Friday, October 12, 2007

Shanghai Deal #12

You have to wonder sometimes. It is the Bermuda Bowl, finals. Best in the world.

Opener: AKJxx-J9xxx-void-QJx
Responder: x-Q10x-AQxx-AKxxx

The contracts? USA I tried 6C, down three tricks. Norway also tried 6C, but down five.

Are these people insane?

The auction for Norway seemed logical enough, at the start. Opener tried a 1S opening, very sane. Responder, appropriately, bid 2C. I like that. Opener introduced the hearts, 2H, a good second bid. Responder bid 2NT, which makes sense. Opener now bid 3C. So far, all of this seems rather normal.

Responder now bid 3D. This might have been misunderstood, but I'm not sure how. Maybe Opener thought that this was a waiting bid? Anyway, Opener rebid the hearts, perhaps taken as a cuebid? The follow-up of a 3S call by Responder with a stiff and a 4H call from Opener with Jxxxx boggles my mind. Responder, with this interesting start, leaped to the slam with no void in hand. Sick.

OK, what about USA I? The start through 3D was identical. However, this was doubled and redoubled. This redouble advertises an obvious void, I would imagine, when Responder is looking at the Ace. So far, this makes sense. Responder now shifts tactics to bid 3H, apparently taken as support (he did have support), as opposed to a cuebid.

Anyway, Opener could not stand this and raised hearts. Again, this might make sense. It depends on what 3D showed. West, liking his hand for relatively good reason, decided to ask for Aces. This is apparently an innovation that Norway has yet to pick up. So, Opener, looking at the greatest piece of junk he could have, contextually, having already shown the void in diamonds, leaped to 6C to restate that fact and force the slam. Who needs better than Jxxxx in hearts, anyway?

Quite embarrassing.

I'm not sure why 3D makes sense, personally. I would expect that a 3D call should agree clubs absolutely. If you want to keep hearts in focus, bid 3H.

But, if you are comfortable focusing clubs, fine. Bid 3D. If that happens, though, Opener must respect that and allow the contract to play in clubs unless we back out later.

This reminds me of the "problem" faced by many folks of the 1S-2H-2H-3S auction. Hearts are agreed, period. No switching back and forth, or you end up in 6C down three or five in front of a world audience.

Lesson #1 for cuebidding -- agree on parameters for when a suit is agreed, how you bail out in a major if a minor was agreed, and what calls mean when a minor is agreed. For me, the use of an out-of-focus RKCB (1430) for minors means that one of the majors may well be "in focus." Here, hearts will be "in focus." So, after the 3D call and lots of club-focused discussion, someone might show unexpected heart length and interest in a stop by bidding 4H, but a 3H call is unambiguously a cue.

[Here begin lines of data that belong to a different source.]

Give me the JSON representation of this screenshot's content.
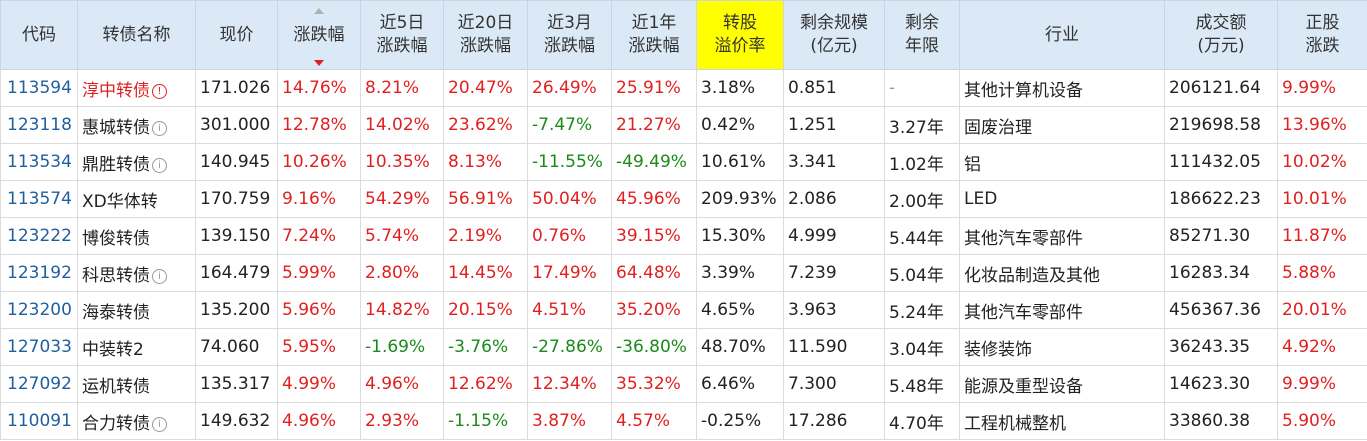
{
  "headers": [
    {
      "key": "code",
      "lines": [
        "代码"
      ]
    },
    {
      "key": "name",
      "lines": [
        "转债名称"
      ]
    },
    {
      "key": "price",
      "lines": [
        "现价"
      ]
    },
    {
      "key": "change",
      "lines": [
        "涨跌幅"
      ],
      "sorted": "desc"
    },
    {
      "key": "chg5",
      "lines": [
        "近5日",
        "涨跌幅"
      ]
    },
    {
      "key": "chg20",
      "lines": [
        "近20日",
        "涨跌幅"
      ]
    },
    {
      "key": "chg3m",
      "lines": [
        "近3月",
        "涨跌幅"
      ]
    },
    {
      "key": "chg1y",
      "lines": [
        "近1年",
        "涨跌幅"
      ]
    },
    {
      "key": "premium",
      "lines": [
        "转股",
        "溢价率"
      ],
      "highlight": true
    },
    {
      "key": "remaining",
      "lines": [
        "剩余规模",
        "(亿元)"
      ]
    },
    {
      "key": "years",
      "lines": [
        "剩余",
        "年限"
      ]
    },
    {
      "key": "industry",
      "lines": [
        "行业"
      ]
    },
    {
      "key": "volume",
      "lines": [
        "成交额",
        "(万元)"
      ]
    },
    {
      "key": "stockchg",
      "lines": [
        "正股",
        "涨跌"
      ]
    }
  ],
  "highlight_color": "#ffff00",
  "up_color": "#e02020",
  "down_color": "#1a8a1a",
  "rows": [
    {
      "code": "113594",
      "name": "淳中转债",
      "name_red": true,
      "info_icon": "red",
      "price": "171.026",
      "change": "14.76%",
      "chg5": "8.21%",
      "chg20": "20.47%",
      "chg3m": "26.49%",
      "chg1y": "25.91%",
      "premium": "3.18%",
      "remaining": "0.851",
      "years": "-",
      "industry": "其他计算机设备",
      "volume": "206121.64",
      "stockchg": "9.99%"
    },
    {
      "code": "123118",
      "name": "惠城转债",
      "info_icon": "grey",
      "price": "301.000",
      "change": "12.78%",
      "chg5": "14.02%",
      "chg20": "23.62%",
      "chg3m": "-7.47%",
      "chg1y": "21.27%",
      "premium": "0.42%",
      "remaining": "1.251",
      "years": "3.27年",
      "industry": "固废治理",
      "volume": "219698.58",
      "stockchg": "13.96%"
    },
    {
      "code": "113534",
      "name": "鼎胜转债",
      "info_icon": "grey",
      "price": "140.945",
      "change": "10.26%",
      "chg5": "10.35%",
      "chg20": "8.13%",
      "chg3m": "-11.55%",
      "chg1y": "-49.49%",
      "premium": "10.61%",
      "remaining": "3.341",
      "years": "1.02年",
      "industry": "铝",
      "volume": "111432.05",
      "stockchg": "10.02%"
    },
    {
      "code": "113574",
      "name": "XD华体转",
      "info_icon": "",
      "price": "170.759",
      "change": "9.16%",
      "chg5": "54.29%",
      "chg20": "56.91%",
      "chg3m": "50.04%",
      "chg1y": "45.96%",
      "premium": "209.93%",
      "remaining": "2.086",
      "years": "2.00年",
      "industry": "LED",
      "volume": "186622.23",
      "stockchg": "10.01%"
    },
    {
      "code": "123222",
      "name": "博俊转债",
      "info_icon": "",
      "price": "139.150",
      "change": "7.24%",
      "chg5": "5.74%",
      "chg20": "2.19%",
      "chg3m": "0.76%",
      "chg1y": "39.15%",
      "premium": "15.30%",
      "remaining": "4.999",
      "years": "5.44年",
      "industry": "其他汽车零部件",
      "volume": "85271.30",
      "stockchg": "11.87%"
    },
    {
      "code": "123192",
      "name": "科思转债",
      "info_icon": "grey",
      "price": "164.479",
      "change": "5.99%",
      "chg5": "2.80%",
      "chg20": "14.45%",
      "chg3m": "17.49%",
      "chg1y": "64.48%",
      "premium": "3.39%",
      "remaining": "7.239",
      "years": "5.04年",
      "industry": "化妆品制造及其他",
      "volume": "16283.34",
      "stockchg": "5.88%"
    },
    {
      "code": "123200",
      "name": "海泰转债",
      "info_icon": "",
      "price": "135.200",
      "change": "5.96%",
      "chg5": "14.82%",
      "chg20": "20.15%",
      "chg3m": "4.51%",
      "chg1y": "35.20%",
      "premium": "4.65%",
      "remaining": "3.963",
      "years": "5.24年",
      "industry": "其他汽车零部件",
      "volume": "456367.36",
      "stockchg": "20.01%"
    },
    {
      "code": "127033",
      "name": "中装转2",
      "info_icon": "",
      "price": "74.060",
      "change": "5.95%",
      "chg5": "-1.69%",
      "chg20": "-3.76%",
      "chg3m": "-27.86%",
      "chg1y": "-36.80%",
      "premium": "48.70%",
      "remaining": "11.590",
      "years": "3.04年",
      "industry": "装修装饰",
      "volume": "36243.35",
      "stockchg": "4.92%"
    },
    {
      "code": "127092",
      "name": "运机转债",
      "info_icon": "",
      "price": "135.317",
      "change": "4.99%",
      "chg5": "4.96%",
      "chg20": "12.62%",
      "chg3m": "12.34%",
      "chg1y": "35.32%",
      "premium": "6.46%",
      "remaining": "7.300",
      "years": "5.48年",
      "industry": "能源及重型设备",
      "volume": "14623.30",
      "stockchg": "9.99%"
    },
    {
      "code": "110091",
      "name": "合力转债",
      "info_icon": "grey",
      "price": "149.632",
      "change": "4.96%",
      "chg5": "2.93%",
      "chg20": "-1.15%",
      "chg3m": "3.87%",
      "chg1y": "4.57%",
      "premium": "-0.25%",
      "remaining": "17.286",
      "years": "4.70年",
      "industry": "工程机械整机",
      "volume": "33860.38",
      "stockchg": "5.90%"
    }
  ]
}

I checked on the Venice decisions by the ladies. One team bid to 4H, a sane contract. The others made the very poor decision to defend 3D and let that make for a horrible result, but at least no bizarre 6C contracts by the ladies.

The Seniors split the ticket, USA opting for that club slam again.

So, If I do my math correctly, half of the world class field decided that 6C was a great contract to try on these hands. Not really -- rather, half of the world class field apparently cannot deal with this sequence. Anyone else have the willies???